According to Sir Arthur Conan Doyle, his fictional bloodhound Sherlock Holmes was a master of deduction. I beg to differ.
But first, a couple of drive-by swipes at Sir Arthur. For a start, he regularly commits what has come to be called the Holmesian fallacy.
An example from The Adventure of the Beryl Coronet: “Once you eliminate the impossible, whatever remains, no matter how improbable, must be the truth.”
This is fallacious reasoning because the human being doesn’t exist who could eliminate all possible alternatives. He or she would have to be a master of every conceivable field of knowledge.
But as Sir Arthur himself had earlier admitted (though apparently he forgot it), Holmes could never meet this standard. Here is Dr. Watson listing Holmes’ strengths and weaknesses, at the outset of their partnership.
1. Knowledge of Literature: Nil.
2. Philosophy: Nil.
3. Astronomy: Nil.
4. Politics: Feeble.
And so on. Holmes gets passing grades in botany and law, and top marks in chemistry, anatomy and sensational literature.
But it is evident that a man with such a limited field of vision could never determine with bulletproof logic whether a proposed solution must be impossible.
Moving on, Sir Arthur frequently relies on improbable coincidences — something for which any literary critic would pan him. So, for instance, in the Adventure of The Second Stain, when an important diplomatic paper has been stolen, Holmes lists three foreign agents who might have committed the theft.
“There are only these three capable of playing so bold a game — there are Oberstein, La Rothiere and Eduardo Lucas. I will see each of them.”
Dr. Watson: “Is that Eduardo Lucas of Godolphin Street?” Holmes, “Yes.” Watson, “You will not see him.” Holmes, “Why not?” Watson, “He was murdered in his house last night.” Case as good as solved.
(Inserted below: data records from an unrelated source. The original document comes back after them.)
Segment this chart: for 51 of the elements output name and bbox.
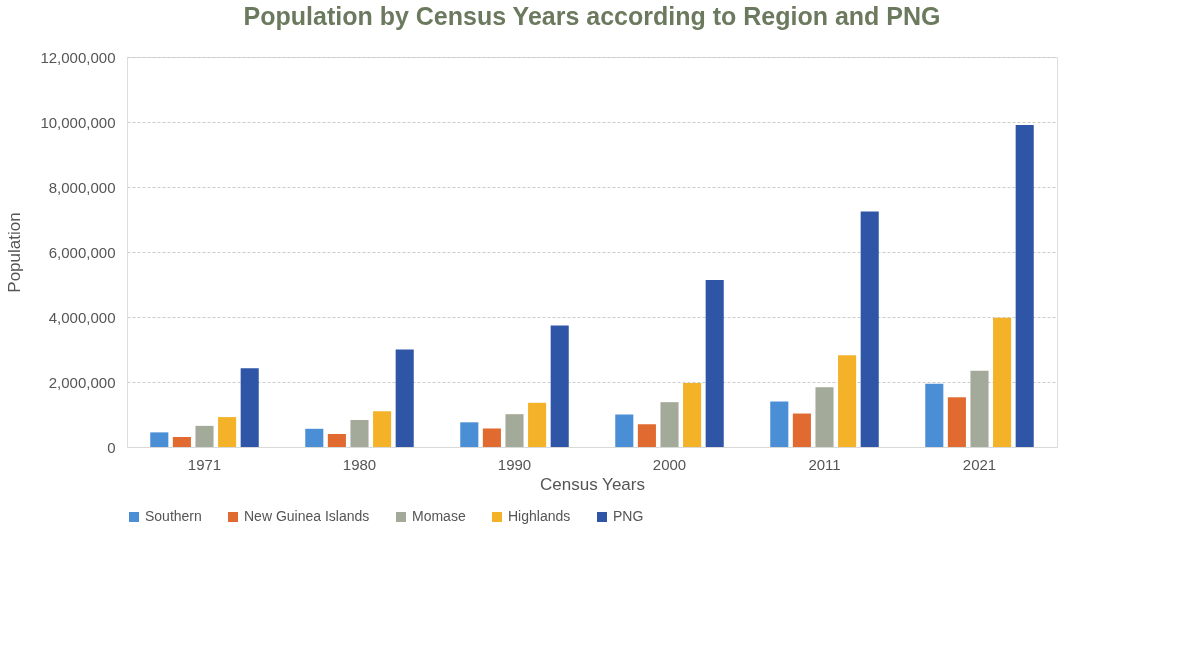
y-tick-label: 6,000,000 xyxy=(48,243,116,261)
bar xyxy=(305,428,324,447)
legend-label: Highlands xyxy=(508,508,571,524)
bar xyxy=(815,387,834,447)
legend-label: Southern xyxy=(145,508,202,524)
bar xyxy=(705,279,724,447)
x-tick-label: 1990 xyxy=(497,455,532,473)
bar xyxy=(947,397,966,447)
x-tick-label: 1980 xyxy=(342,455,377,473)
x-axis-title: Census Years xyxy=(540,474,645,494)
bar xyxy=(550,325,569,447)
y-tick-label: 8,000,000 xyxy=(48,178,116,196)
bar xyxy=(240,368,259,447)
bar xyxy=(528,402,547,447)
bar xyxy=(172,436,191,447)
bar xyxy=(970,370,989,447)
x-tick-label: 1971 xyxy=(187,455,222,473)
bar xyxy=(838,355,857,447)
bar xyxy=(993,317,1012,447)
bar xyxy=(615,414,634,447)
legend-label: Momase xyxy=(412,508,466,524)
x-tick-label: 2011 xyxy=(808,455,841,473)
bar xyxy=(195,425,214,447)
x-tick-label: 2021 xyxy=(962,455,997,473)
bar xyxy=(373,411,392,447)
bar xyxy=(660,402,679,447)
y-tick-label: 12,000,000 xyxy=(40,48,116,66)
bar xyxy=(792,413,811,447)
bar xyxy=(395,349,414,447)
legend-label: PNG xyxy=(613,508,644,524)
bar xyxy=(350,420,369,447)
y-tick-label: 2,000,000 xyxy=(48,373,116,391)
legend-label: New Guinea Islands xyxy=(244,508,370,524)
bar xyxy=(150,432,169,447)
y-tick-label: 10,000,000 xyxy=(40,113,116,131)
bar xyxy=(505,414,524,447)
bar xyxy=(460,422,479,447)
bar xyxy=(1015,124,1034,447)
bar xyxy=(770,401,789,447)
bar xyxy=(683,382,702,447)
bar xyxy=(860,211,879,447)
bar xyxy=(482,428,501,447)
bar xyxy=(637,424,656,447)
chart-title: Population by Census Years according to Region and PNG xyxy=(243,2,941,30)
bar xyxy=(327,434,346,447)
y-axis-title: Population xyxy=(5,212,25,293)
y-tick-label: 0 xyxy=(107,438,116,456)
x-tick-label: 2000 xyxy=(652,455,687,473)
bar xyxy=(218,417,237,447)
bar xyxy=(925,383,944,447)
y-tick-label: 4,000,000 xyxy=(48,308,116,326)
However, let’s return to the main indictment, that Holmes was not the master of higher order logic Sir Arthur claims for him. Instead, Conan Doyle succeeds in his triumphant parade of Holmesian “deductions” by surreptitiously turning each divide in the road into a one-way street. He offers only a single route forward, when many others were available.
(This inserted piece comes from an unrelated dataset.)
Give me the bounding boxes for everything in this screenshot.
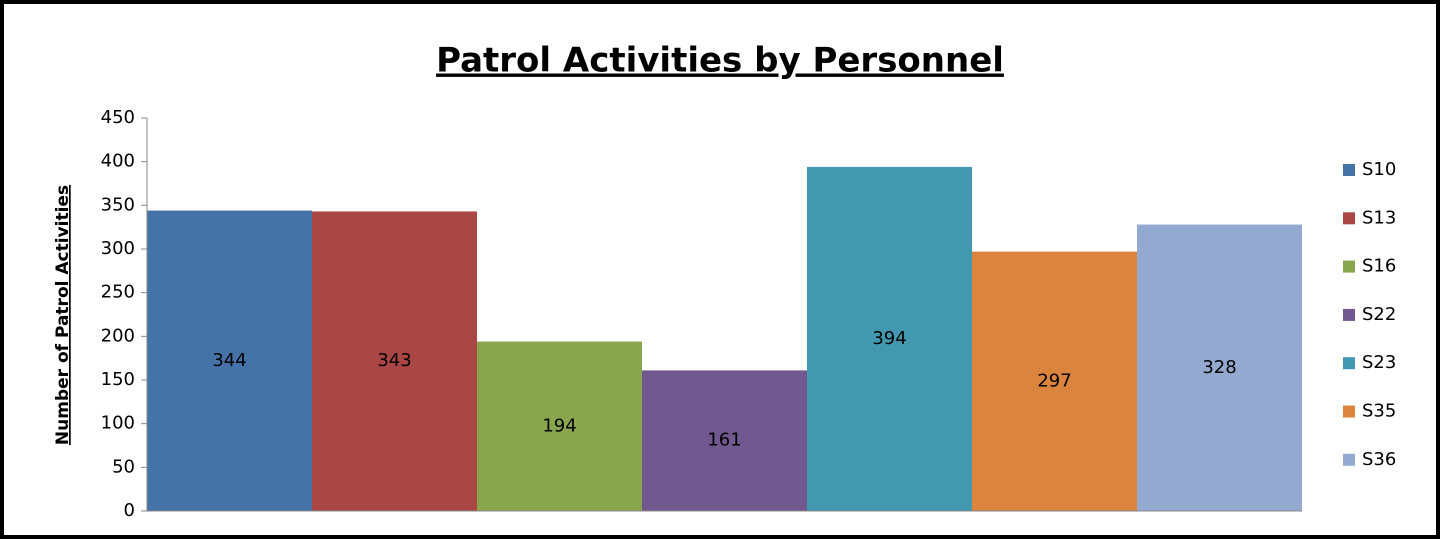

We’ll take The Adventure of the Noble Bachelor as an example. (Warning: Plot disclosures ahead.)
In this story, Lord Robert St. Simon has been deserted on his wedding day by the woman he just married. Sir Arthur sets about retailing Holmes’ investigation by dismissing, or burying, alternate theories that would have been just as viable.
The first instance arises when the newlywed bride drops her bouquet while walking down the aisle, and someone sitting in a nearby pew hands it back to her, with a note attached.
Holmes infers this must be the explanation of the bride’s decision to abandon St. Simon, because “she could not have spoken to anyone (else), for she had been in the company of the bridegroom.”
Sez who? Not the bride, as the details of her story emerge. Sir Arthur made this up to take other possibilities off the table.
So who is this mysterious churchgoer? Holmes deduces it must have been an American, since the bride hailed originally from the U.S., and “she had spent so short a time in this country that she could hardly have allowed anyone (else) to acquire so deep an influence over her.”
Really? Keep in mind this is the same Holmes who opined (of women), “Who can build on such quicksand. Their most trivial action may mean volumes, or their most extraordinary conduct may depend on a hairpin or curling tong.”
Another of Sir Arthur’s forgetful moments? (And he had more than his share. In his first story he has Watson, who was then serving on the North-West frontier, being “struck on the shoulder by a Jezail bullet”. In the next we read that Watson “sat nursing my wounded leg. I had a Jezail bullet through it some time before …”)
Then again, who exactly is this Yank? The bungling Inspector Lestrade inadvertently supplies the critical “clue,” when he gives Holmes a note which appears to implicate the bride’s lady in waiting.
Holmes scans the note, ignores the side presented to him (I know, I know, I can only deal with so much of this at one time), and reads the reverse side, which turns out to be a portion of a hotel bill. How convenient.
That side reads, “Oct. 4th, rooms 8s., breakfast 2s. 6d., lunch 2s. 6d., glass sherry, 8d. ( “s” standing for shillings, and “d” for pennies — in Latin, denarii.)
From this somewhat pricey bill, Holmes infers the writer of the note had stayed at an expensive hotel, and improbably, finds it at his second point of inquiry. The hotel’s guest register gives the name of our American.
Now there were, in those days as now, hundreds of hotels in the city, quite a few of them expensive (London was then the centre of the Empire.) That Holmes gets lucky at just his second try, beggars belief.
This is not deduction. It is the helping hand of a storyteller who, knowing where the trail ends, makes sure from the start that all paths lead in that direction.